Estos son sus elegidos y sus razones:

  • Un clásico de novela negra. 1280 almas, de Jim Thompson, publicado por RBA Serie Negra. Corta y dura, directa a la estimulación lectora. Se lee con una sonrisa y una copa de coñac de granel.
  • Un clásico de la novela enigma, para jugar a los acertijos. El caso de los bombones envenenados (Lumen), de Anthony Berkeley. 1930, naturalmente un club de Londres. Ironía y distanciamiento en el análisis de quién fue el asesino. Más que una taza de té, pide una copa de oporto, su lectura.
  • El nórdico de cada recomendación, desde hace tiempo y por mucho tiempo. Presagios (Colección Roja & Negra, Mondadori), de Karin Fossum. Inquietante. ¿Por qué va a investigar un policía si no ha habido delito? Quizá lo que hayan robado es la seguridad. ¿Seguro que ese es el final? Vuelva a leer.
  • Uno de novela negra mediterránea. Total Kheops (Akal), de Jean Claude Izzo. Marsella. Una trilogía que explica claramente cómo a través de la novela negra se puede hablar de racismo, de fascismo, de xenofobia y sentir el alma de una ciudad sin haberla visitado. Pide un pastis. Nosotros lo tomamos con 51. La marca, no la cantidad.

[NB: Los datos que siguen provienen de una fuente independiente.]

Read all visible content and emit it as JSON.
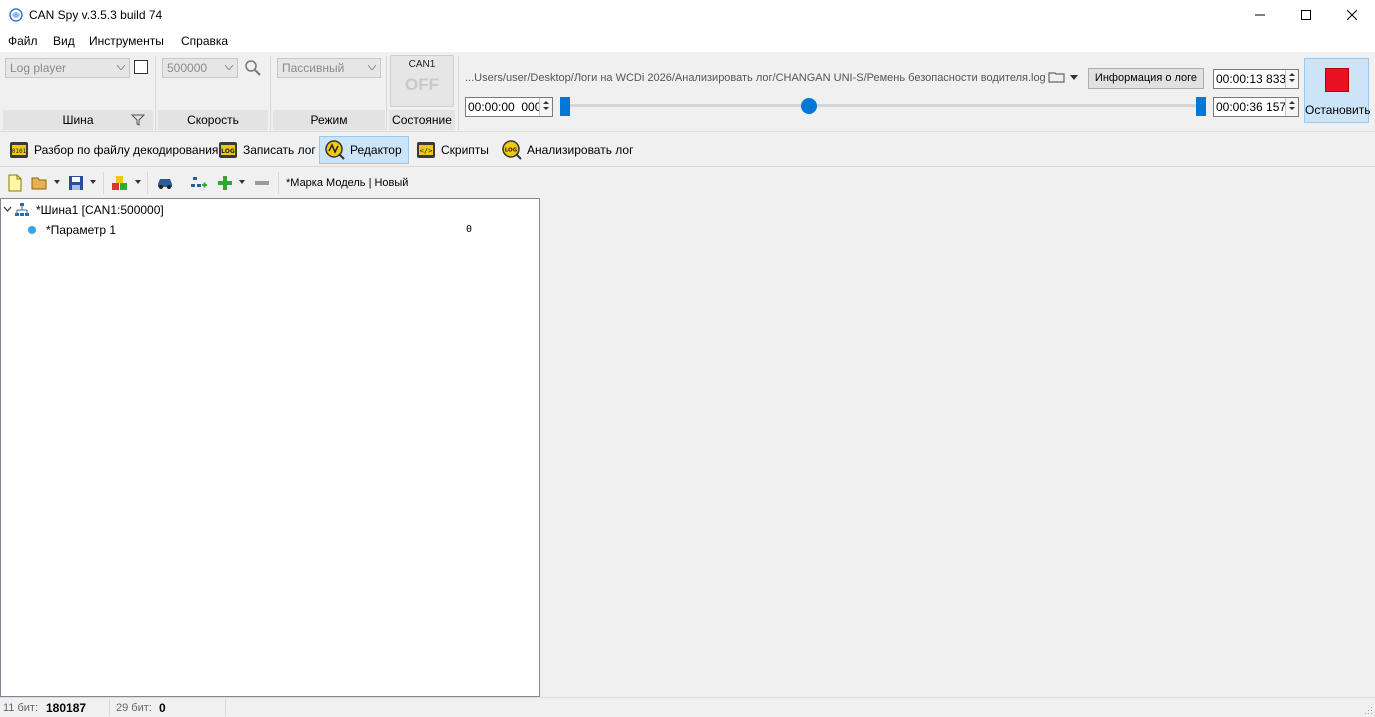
{
  "window": {
    "title": "CAN Spy v.3.5.3 build 74",
    "minimize": "—",
    "maximize": "☐",
    "close": "✕"
  },
  "menu": [
    "Файл",
    "Вид",
    "Инструменты",
    "Справка"
  ],
  "ribbon": {
    "bus": {
      "combo": "Log player",
      "label": "Шина"
    },
    "speed": {
      "combo": "500000",
      "label": "Скорость"
    },
    "mode": {
      "combo": "Пассивный",
      "label": "Режим"
    },
    "state": {
      "channel": "CAN1",
      "status": "OFF",
      "label": "Состояние"
    },
    "log": {
      "path": "...Users/user/Desktop/Логи на WCDi 2026/Анализировать лог/CHANGAN UNI-S/Ремень безопасности водителя.log",
      "info_button": "Информация о логе",
      "start_time": "00:00:00  000",
      "current_time": "00:00:13 833",
      "end_time": "00:00:36 157",
      "position_fraction": 0.383
    },
    "stop_button": "Остановить"
  },
  "tabs": [
    {
      "label": "Разбор по файлу декодирования",
      "icon": "decode-file-icon",
      "active": false
    },
    {
      "label": "Записать лог",
      "icon": "log-record-icon",
      "active": false
    },
    {
      "label": "Редактор",
      "icon": "editor-icon",
      "active": true
    },
    {
      "label": "Скрипты",
      "icon": "scripts-icon",
      "active": false
    },
    {
      "label": "Анализировать лог",
      "icon": "analyze-log-icon",
      "active": false
    }
  ],
  "editor": {
    "model_label": "*Марка Модель | Новый",
    "tree": {
      "bus_label": "*Шина1 [CAN1:500000]",
      "param_label": "*Параметр 1",
      "param_value": "0"
    }
  },
  "status": {
    "bit11_label": "11 бит:",
    "bit11_value": "180187",
    "bit29_label": "29 бит:",
    "bit29_value": "0"
  },
  "colors": {
    "accent": "#0078d7",
    "stop_red": "#e81123",
    "active_tab": "#cce4f7"
  }
}
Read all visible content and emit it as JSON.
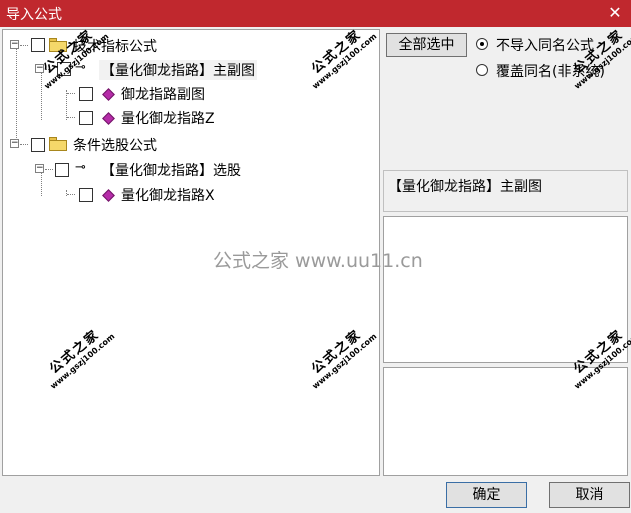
{
  "window": {
    "title": "导入公式"
  },
  "tree": {
    "nodes": [
      {
        "label": "技术指标公式",
        "type": "folder"
      },
      {
        "label": "【量化御龙指路】主副图",
        "type": "key"
      },
      {
        "label": "御龙指路副图",
        "type": "formula"
      },
      {
        "label": "量化御龙指路Z",
        "type": "formula"
      },
      {
        "label": "条件选股公式",
        "type": "folder"
      },
      {
        "label": "【量化御龙指路】选股",
        "type": "key"
      },
      {
        "label": "量化御龙指路X",
        "type": "formula"
      }
    ]
  },
  "options": {
    "select_all_label": "全部选中",
    "radio_skip_label": "不导入同名公式",
    "radio_overwrite_label": "覆盖同名(非系统)",
    "selected_radio": "skip"
  },
  "info": {
    "selected_name": "【量化御龙指路】主副图"
  },
  "footer": {
    "ok_label": "确定",
    "cancel_label": "取消"
  },
  "watermarks": {
    "brand": "公式之家",
    "site": "www.gszj100.com",
    "center_text": "公式之家 www.uu11.cn"
  }
}
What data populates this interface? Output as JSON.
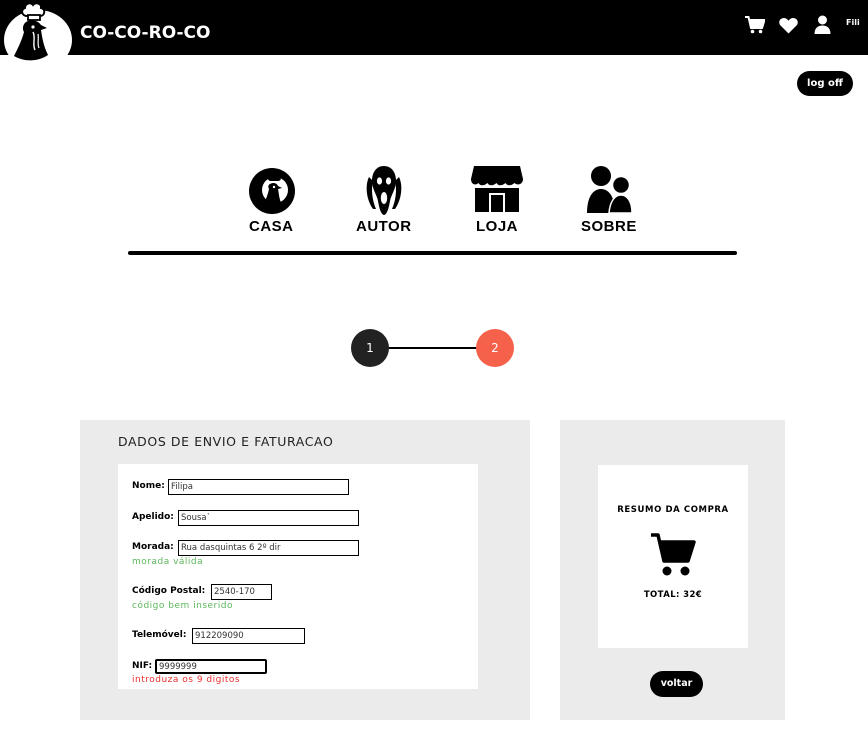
{
  "header": {
    "brand": "CO-CO-RO-CO",
    "user_name": "Fili",
    "icons": [
      "cart-icon",
      "heart-icon",
      "user-icon"
    ]
  },
  "logoff_label": "log off",
  "nav": {
    "items": [
      {
        "label": "CASA",
        "icon": "rooster-circle-icon"
      },
      {
        "label": "AUTOR",
        "icon": "scream-face-icon"
      },
      {
        "label": "LOJA",
        "icon": "shop-icon"
      },
      {
        "label": "SOBRE",
        "icon": "people-icon"
      }
    ]
  },
  "steps": [
    "1",
    "2"
  ],
  "active_step": "2",
  "form": {
    "title": "DADOS DE ENVIO E FATURACAO",
    "fields": [
      {
        "label": "Nome:",
        "value": "Filipa"
      },
      {
        "label": "Apelido:",
        "value": "Sousa`"
      },
      {
        "label": "Morada:",
        "value": "Rua dasquintas 6 2º dir",
        "message": "morada válida"
      },
      {
        "label": "Código Postal:",
        "value": "2540-170",
        "message": "código bem inserido"
      },
      {
        "label": "Telemóvel:",
        "value": "912209090"
      },
      {
        "label": "NIF:",
        "value": "9999999",
        "error": "introduza os 9 digitos"
      }
    ]
  },
  "summary": {
    "title": "RESUMO DA COMPRA",
    "total": "TOTAL: 32€",
    "back_label": "voltar"
  },
  "colors": {
    "accent": "#f5614a",
    "ok": "#5cb85c",
    "error": "#e8302f",
    "panel": "#ebebeb"
  }
}
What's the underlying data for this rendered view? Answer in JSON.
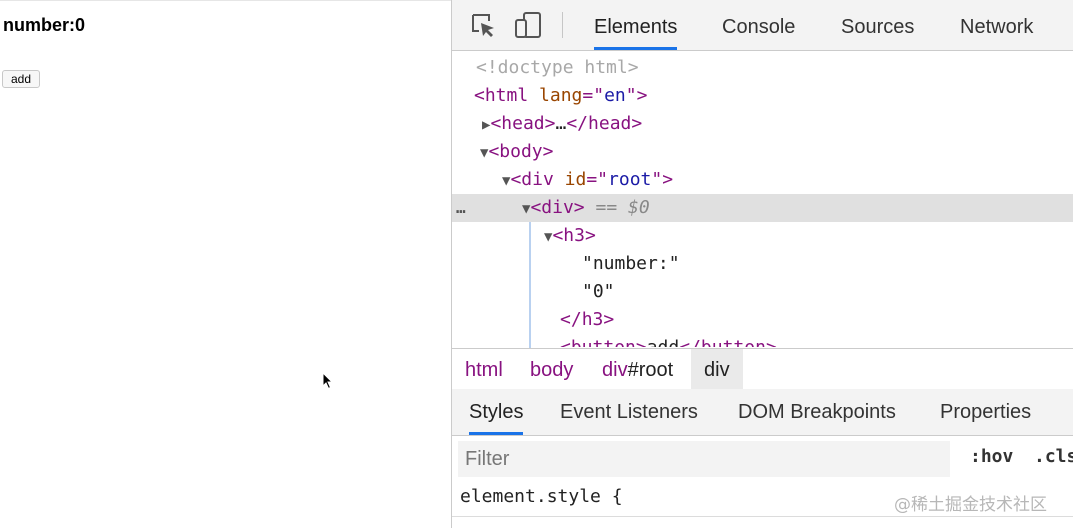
{
  "page": {
    "heading": "number:0",
    "button_label": "add"
  },
  "devtools": {
    "tabs": [
      "Elements",
      "Console",
      "Sources",
      "Network"
    ],
    "active_tab": "Elements",
    "dom": {
      "doctype": "<!doctype html>",
      "html_tag": "html",
      "lang_attr": "lang",
      "lang_val": "en",
      "head_tag": "head",
      "head_collapsed": "…",
      "body_tag": "body",
      "div_tag": "div",
      "id_attr": "id",
      "id_val": "root",
      "selected_marker": " == $0",
      "h3_tag": "h3",
      "text1": "\"number:\"",
      "text2": "\"0\"",
      "button_tag": "button",
      "button_text": "add",
      "dots": "…"
    },
    "breadcrumbs": [
      "html",
      "body",
      "div",
      "#root",
      "div"
    ],
    "subtabs": [
      "Styles",
      "Event Listeners",
      "DOM Breakpoints",
      "Properties"
    ],
    "filter": {
      "placeholder": "Filter"
    },
    "hov": ":hov",
    "cls": ".cls",
    "element_style": "element.style {",
    "watermark": "@稀土掘金技术社区"
  }
}
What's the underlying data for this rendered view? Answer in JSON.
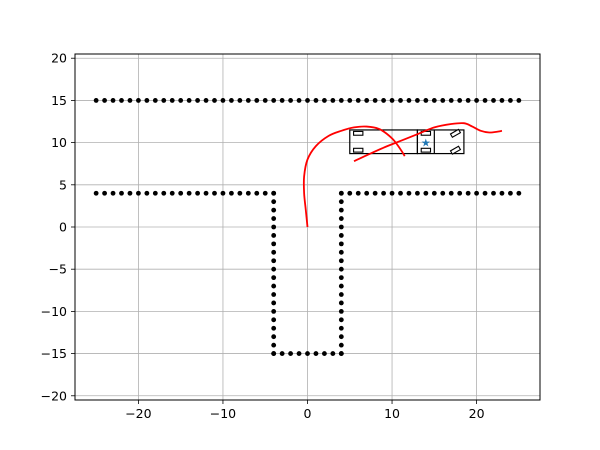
{
  "chart_data": {
    "type": "scatter",
    "title": "",
    "xlabel": "",
    "ylabel": "",
    "xlim": [
      -27.5,
      27.5
    ],
    "ylim": [
      -20.5,
      20.5
    ],
    "grid": true,
    "xticks": [
      -20,
      -10,
      0,
      10,
      20
    ],
    "xtick_labels": [
      "−20",
      "−10",
      "0",
      "10",
      "20"
    ],
    "yticks": [
      -20,
      -15,
      -10,
      -5,
      0,
      5,
      10,
      15,
      20
    ],
    "ytick_labels": [
      "−20",
      "−15",
      "−10",
      "−5",
      "0",
      "5",
      "10",
      "15",
      "20"
    ],
    "obstacles": {
      "color": "#000000",
      "segments": [
        {
          "from": [
            -25,
            15
          ],
          "to": [
            25,
            15
          ],
          "step": 1
        },
        {
          "from": [
            -25,
            4
          ],
          "to": [
            -4,
            4
          ],
          "step": 1
        },
        {
          "from": [
            4,
            4
          ],
          "to": [
            25,
            4
          ],
          "step": 1
        },
        {
          "from": [
            -4,
            4
          ],
          "to": [
            -4,
            -15
          ],
          "step": 1
        },
        {
          "from": [
            4,
            4
          ],
          "to": [
            4,
            -15
          ],
          "step": 1
        },
        {
          "from": [
            -4,
            -15
          ],
          "to": [
            4,
            -15
          ],
          "step": 1
        }
      ]
    },
    "paths": [
      {
        "color": "#ff0000",
        "points": [
          [
            0,
            0
          ],
          [
            -0.2,
            2
          ],
          [
            -0.4,
            4
          ],
          [
            -0.4,
            6
          ],
          [
            0,
            8
          ],
          [
            1,
            9.6
          ],
          [
            2.5,
            10.8
          ],
          [
            4,
            11.4
          ],
          [
            5.5,
            11.8
          ],
          [
            7,
            11.9
          ],
          [
            8.5,
            11.6
          ],
          [
            10,
            10.5
          ],
          [
            11,
            9.2
          ],
          [
            11.5,
            8.4
          ]
        ]
      },
      {
        "color": "#ff0000",
        "points": [
          [
            5.5,
            7.8
          ],
          [
            7,
            8.5
          ],
          [
            9,
            9.4
          ],
          [
            11,
            10.2
          ],
          [
            13,
            11
          ],
          [
            15,
            11.8
          ],
          [
            17,
            12.2
          ],
          [
            18.5,
            12.3
          ],
          [
            19.5,
            11.9
          ],
          [
            20.5,
            11.4
          ],
          [
            21.5,
            11.2
          ],
          [
            22.5,
            11.3
          ],
          [
            23,
            11.4
          ]
        ]
      }
    ],
    "vehicle": {
      "color": "#000000",
      "body": {
        "x": [
          5,
          13
        ],
        "y": [
          8.7,
          11.5
        ]
      },
      "cab": {
        "x": [
          13,
          18.5
        ],
        "y": [
          8.7,
          11.5
        ]
      },
      "cab_divider_x": 15,
      "wheels": [
        {
          "center": [
            6,
            11.1
          ],
          "angle": 0
        },
        {
          "center": [
            6,
            9.1
          ],
          "angle": 0
        },
        {
          "center": [
            14,
            11.1
          ],
          "angle": 0
        },
        {
          "center": [
            14,
            9.1
          ],
          "angle": 0
        },
        {
          "center": [
            17.5,
            11.1
          ],
          "angle": 30
        },
        {
          "center": [
            17.5,
            9.1
          ],
          "angle": 30
        }
      ],
      "wheel_length": 1.1,
      "wheel_width": 0.45
    },
    "marker": {
      "x": 14,
      "y": 10,
      "color": "#1f77b4",
      "symbol": "★"
    }
  }
}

  • África. Sudáfrica antes del Mundial. La canción del perro, de James McClure. Editorial Reino de Cordelia. Para no olvidar que existió el régimen de Apartheid. Una mirada irónica, con un sentido del humor gemelo de Tom Sharpe. Un policía negro y un oficial blanco. Novela para disfrutar y conocer. Si los encuentra aún y lee en su casa, enciéndase un Lucky Strike.
  • Cruzando el charco, paseando por Buenos Aires. Betibú (Alfaguara), de Claudia Piñeiro. La vida en las urbanizaciones privadísimas, pero también la reflexión sobre el periodismo de siempre y el neoperiodismo virtual. Una mirada femenina en la crónica de sucesos. Sonría mientras va paladeando cualquier botella de Malbec.
  • Un estadounidense. Todavía quedan maestros. Raylan (Alianza), de Elmore Leonard. Los personajes se explican por lo que dicen, por lo que hacen. No es necesario que nos los expliquen. Sólo uno de los grandes puede conseguirlo con brillantez. Los diálogos llenos de causticidad y cariño, desbordando inteligencia. Para acompañar, que sea un malta de bastantes años.
  • Recomendación de la librera negrocriminal. Dura, como la lluvia que cae (Duomo), de Don Carpenter. Escenas de una ternura indecible, crudas, desnudas de cualquier sentimentalismo. Carpenter es un escritor realista y sabe que todo el daño inflingido a Jack en lo más hondo nunca se curará del todo. Jack Levitt acaba la novela roto pero no vencido. Carpenter quiere a su personaje y le da todo lo que podemos esperar cualquiera de nosotros. El aquí y el ahora.
  • Recomendación del librero negrocriminal. No llames a casa (RBA), de Carlos Zanón. Producto nacional. Este librero siempre recordará que el inicio del 2012 le pilló leyendo la segunda novela de Zanón. Una Barcelona poco habitual, personajes perdedores, naturalmente, pero que quieren sobrevivir. Ecos de Juan Marsé y de David Goodis. Bien escrita, va ganando a medida que se lee, hasta llegar a uno de los mejores finales que hemos leído. Reconciliación con la lectura.